Finn is also incredibly polite and caring in a way that sets him apart from the stereotypical teenager. I am unbelievably proud to be his Mum.

Choosing Team United Response

All Finn wants is to live a ‘normal’ life which involves a job, a home, a wife and children. But I know that Finn will need help to achieve these dreams. What people like Finn need is someone to help them, to support them, to understand them. But above all they need people to enable them to live the life they wish for and contribute positively to society.

I remember seeing the United Response website for the first time and certain phrases jumped out at me. Phrases such as “to help people with disabilities and mental health issues live full lives in the community” and “we want to create a society where everyone has equal access to the same rights and opportunities”. Reading them I felt so emotional and like I was a little bit less alone than I thought I was; other people had the same aims too.

Getting Finn involved

Inspired by the work that United Response does, Finn and I have decided to embark on this challenge together. Not only will it help me reach my fundraising target, but hopefully it will give Finn a sense of achievement and the self-worth that his day-to-day experiences all too often knock out of him.

So this is what we have agreed to do: I will run the London Marathon and Finn (who is a committed non-runner) will run the equivalent distance by completing eight (and a bit) park runs. He recently completed his sixth one and beat his PB by over five minutes! After each run, he still mutters darkly that “this doesn’t make me a runner, Mum”. 
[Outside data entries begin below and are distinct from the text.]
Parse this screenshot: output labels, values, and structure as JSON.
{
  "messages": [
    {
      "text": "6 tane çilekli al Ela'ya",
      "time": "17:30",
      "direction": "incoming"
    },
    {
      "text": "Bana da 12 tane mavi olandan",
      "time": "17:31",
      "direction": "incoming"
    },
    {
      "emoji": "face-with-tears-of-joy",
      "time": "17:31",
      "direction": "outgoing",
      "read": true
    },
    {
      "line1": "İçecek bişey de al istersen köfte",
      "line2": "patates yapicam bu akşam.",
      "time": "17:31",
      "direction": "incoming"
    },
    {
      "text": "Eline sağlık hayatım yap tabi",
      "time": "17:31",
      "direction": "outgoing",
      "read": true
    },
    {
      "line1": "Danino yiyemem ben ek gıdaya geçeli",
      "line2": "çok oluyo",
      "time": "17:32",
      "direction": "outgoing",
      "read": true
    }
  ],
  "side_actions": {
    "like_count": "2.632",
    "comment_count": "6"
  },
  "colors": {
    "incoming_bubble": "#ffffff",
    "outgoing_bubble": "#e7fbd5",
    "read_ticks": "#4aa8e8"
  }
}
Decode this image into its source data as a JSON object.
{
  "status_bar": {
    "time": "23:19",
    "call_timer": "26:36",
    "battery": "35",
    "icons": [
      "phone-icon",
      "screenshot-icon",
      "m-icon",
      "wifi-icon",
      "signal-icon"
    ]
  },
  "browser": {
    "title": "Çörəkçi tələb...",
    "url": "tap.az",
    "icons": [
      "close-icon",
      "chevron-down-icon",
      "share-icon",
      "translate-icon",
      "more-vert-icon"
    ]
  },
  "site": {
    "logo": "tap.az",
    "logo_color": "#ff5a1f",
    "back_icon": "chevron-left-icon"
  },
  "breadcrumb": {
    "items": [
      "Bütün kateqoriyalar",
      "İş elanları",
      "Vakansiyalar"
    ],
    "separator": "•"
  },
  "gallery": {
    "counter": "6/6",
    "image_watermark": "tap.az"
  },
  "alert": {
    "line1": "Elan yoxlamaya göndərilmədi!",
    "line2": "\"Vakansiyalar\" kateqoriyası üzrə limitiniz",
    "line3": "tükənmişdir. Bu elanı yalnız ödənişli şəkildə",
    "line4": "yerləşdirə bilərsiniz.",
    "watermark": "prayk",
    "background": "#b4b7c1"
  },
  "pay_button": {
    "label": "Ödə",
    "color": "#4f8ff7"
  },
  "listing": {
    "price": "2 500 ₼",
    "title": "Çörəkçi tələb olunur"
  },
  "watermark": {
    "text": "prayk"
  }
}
The fundraising activities we have done have been designed to help Finn to develop skills that will help him when he leaves school. As well as asking friends and family for donations, we've also made and sold a range of crafts and chocolates - with Finn taking on the role of taste tester! The company I work for, Glasstap, have been amazing and will be donating £1000 towards our fund raising. 

Preparing for the big day

After getting injured last year, I’ve done everything I can to follow my training plan meticulously. But I also started a few weeks early so there was contingency for illness, injury or the times when life just gets too busy. We’ve been very lucky with the weather which has helped. A particularly glorious day doing my 18 miler along the Gloucester & Sharpness Canal was the first moment that running a marathon suddenly felt achievable.

However, training has not been easy and on occasion I (along with others) question why I am undertaking this challenge. But I know I am one of the lucky ones. I will do the race for all the people, like Finn, who crave the normality of a life that often feels out of reach.